Supervised Machine Learning Algorithms.


Supervised Learning Algorithms

Table Of Contents:

  1. What Is Supervised Machine Learning.
  2. Examples Of Supervised Machine Learning.
  3. Types Of Supervised Learning Algorithms.
  4. Supervised Learning Algorithms.

(1) What Is Supervised Machine Learning?

  • Supervised Machine learning, is defined by its use of labeled datasets to train algorithms to classify data or predict outcomes accurately.
  • As input data is fed into the model, the model adjusts its weights until it has been fitted appropriately.
  • In supervised learning, the training data provided to the machines work as the supervisor that teaches the machines to predict the output correctly.

(2) Examples Of Supervised Machine Learning.

Example-1: House Price

  • One practical example of supervised learning problems is predicting house prices. How is this achieved?

  • First, we need data about the houses: square footage, number of rooms, features, whether a house has a garden or not, and so on.

  • We then need to know the prices of these houses, i.e. the corresponding labels.

  • By leveraging data coming from thousands of houses, their features, and prices, we can now train a supervised machine learning model to predict a new house’s price based on the examples observed by the model

Example-2: Is It A Cat Or Dog?

  • Image classification is a popular problem in the computer vision field. Here, the goal is to predict what class an image belongs to.
  • In this set of problems, we are interested in finding the class label of an image. More precisely: is the image of a car or a plane? A cat or a dog?

Example-3: How Is The Weather Today?

  • One particularly interesting problem which requires considering a lot of different parameters is predicting weather conditions in a particular location.

  • To make correct predictions for the weather, we need to take into account various parameters, including historical temperature data, precipitation, wind, humidity, and so on.

  • This particularly interesting and challenging problem may require developing complex supervised models that include multiple tasks.

  • Predicting today’s temperature is a regression problem, where the output labels are continuous variables.

  • By contrast, predicting whether it is going to snow or not tomorrow is a binary classification problem.

Example-4: Who Are The Unhappy Customer.?

  • Another great example of supervised learning is text classification problems.

  • In this set of problems, the goal is to predict the class label of a given piece of text.

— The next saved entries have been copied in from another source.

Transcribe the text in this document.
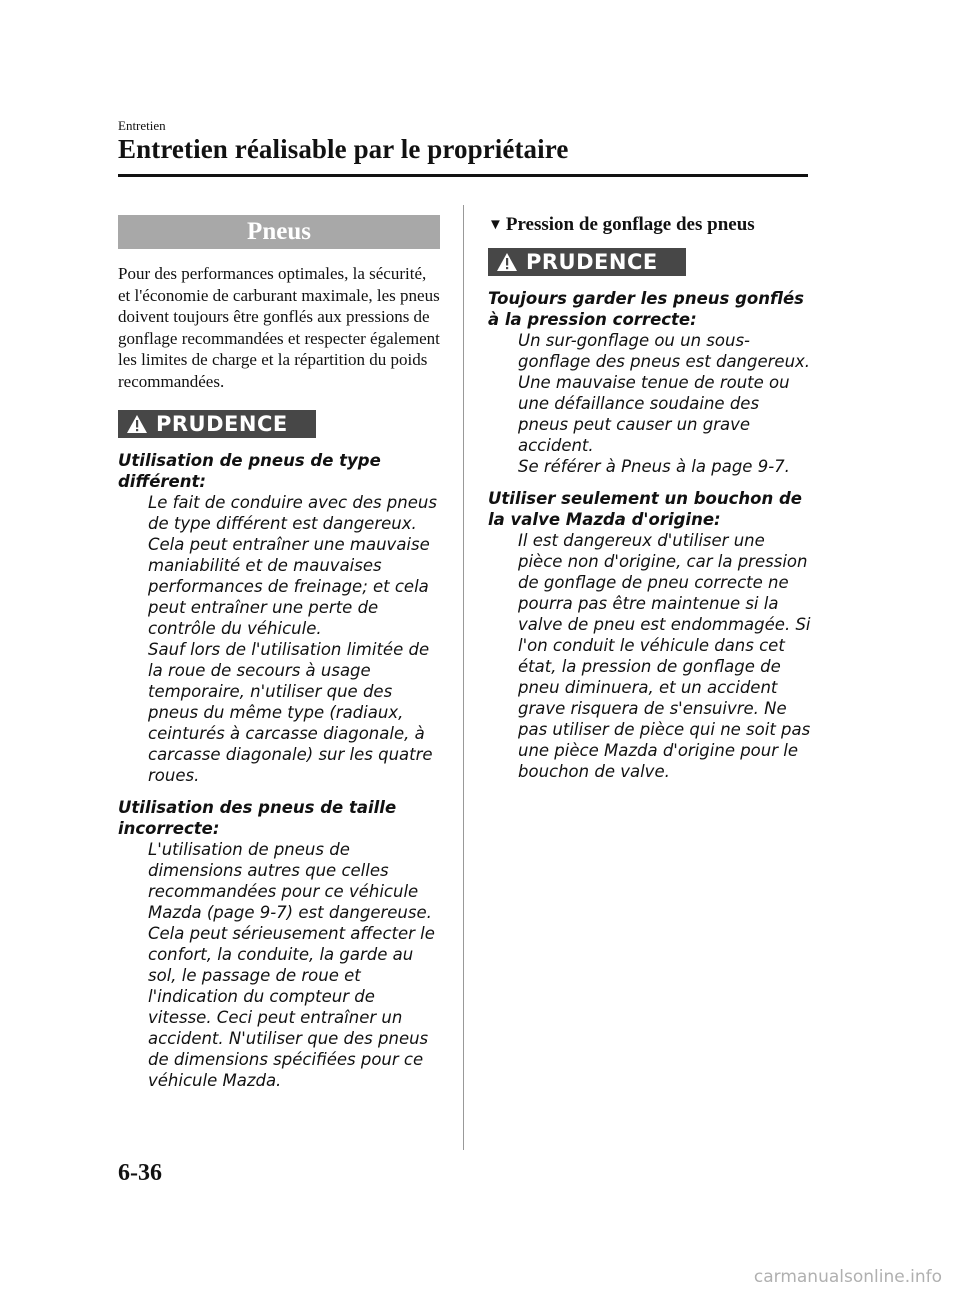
Entretien
Entretien réalisable par le propriétaire
Pneus

Pour des performances optimales, la sécurité, et l'économie de carburant maximale, les pneus doivent toujours être gonflés aux pressions de gonflage recommandées et respecter également les limites de charge et la répartition du poids recommandées.

PRUDENCE

Utilisation de pneus de type différent:

Le fait de conduire avec des pneus de type différent est dangereux. Cela peut entraîner une mauvaise maniabilité et de mauvaises performances de freinage; et cela peut entraîner une perte de contrôle du véhicule.

Sauf lors de l'utilisation limitée de la roue de secours à usage temporaire, n'utiliser que des pneus du même type (radiaux, ceinturés à carcasse diagonale, à carcasse diagonale) sur les quatre roues.

Utilisation des pneus de taille incorrecte:

L'utilisation de pneus de dimensions autres que celles recommandées pour ce véhicule Mazda (page 9-7) est dangereuse. Cela peut sérieusement affecter le confort, la conduite, la garde au sol, le passage de roue et l'indication du compteur de vitesse. Ceci peut entraîner un accident. N'utiliser que des pneus de dimensions spécifiées pour ce véhicule Mazda.

▼ Pression de gonflage des pneus
PRUDENCE

Toujours garder les pneus gonflés à la pression correcte:

Un sur-gonflage ou un sous-gonflage des pneus est dangereux. Une mauvaise tenue de route ou une défaillance soudaine des pneus peut causer un grave accident.

Se référer à Pneus à la page 9-7.

Utiliser seulement un bouchon de la valve Mazda d'origine:

Il est dangereux d'utiliser une pièce non d'origine, car la pression de gonflage de pneu correcte ne pourra pas être maintenue si la valve de pneu est endommagée. Si l'on conduit le véhicule dans cet état, la pression de gonflage de pneu diminuera, et un accident grave risquera de s'ensuivre. Ne pas utiliser de pièce qui ne soit pas une pièce Mazda d'origine pour le bouchon de valve.

6-36
carmanualsonline.info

  • One particularly popular topic in text classification is to predict the sentiment of a piece of text, like a tweet or a product review.

  • This is widely used in the e-commerce industry to help companies to determine negative comments made by customers.

(3) Types Of Supervised Machine Learning.

  1. Regression Algorithms.
  2. Classification Algorithms.

(4) Regression Machine Learning Algorithm.

  • Regression algorithms are used if there is a relationship between the input variable and the output variable.
  • It is used for the prediction of continuous variables, such as Weather forecasting, Market Trends, etc.
  • Below are some popular Regression algorithms which come under supervised learning:

Regression Algorithms:

  1. Linear Regression.
  2. Regression Trees.
  3. Non-Linear Regression.
  4. Bayesian Linear Regression.
  5. Polynomial Regression.
  6. LASSO Regression.
  7. Ridge Regression.
  8. Weighted Least Squares Regression.

(5) Classification Machine Learning Algorithm.

  • Classification algorithms are used when the output variable is categorical, which means there are two classes such as Yes-No, Male-Female, True-false, etc.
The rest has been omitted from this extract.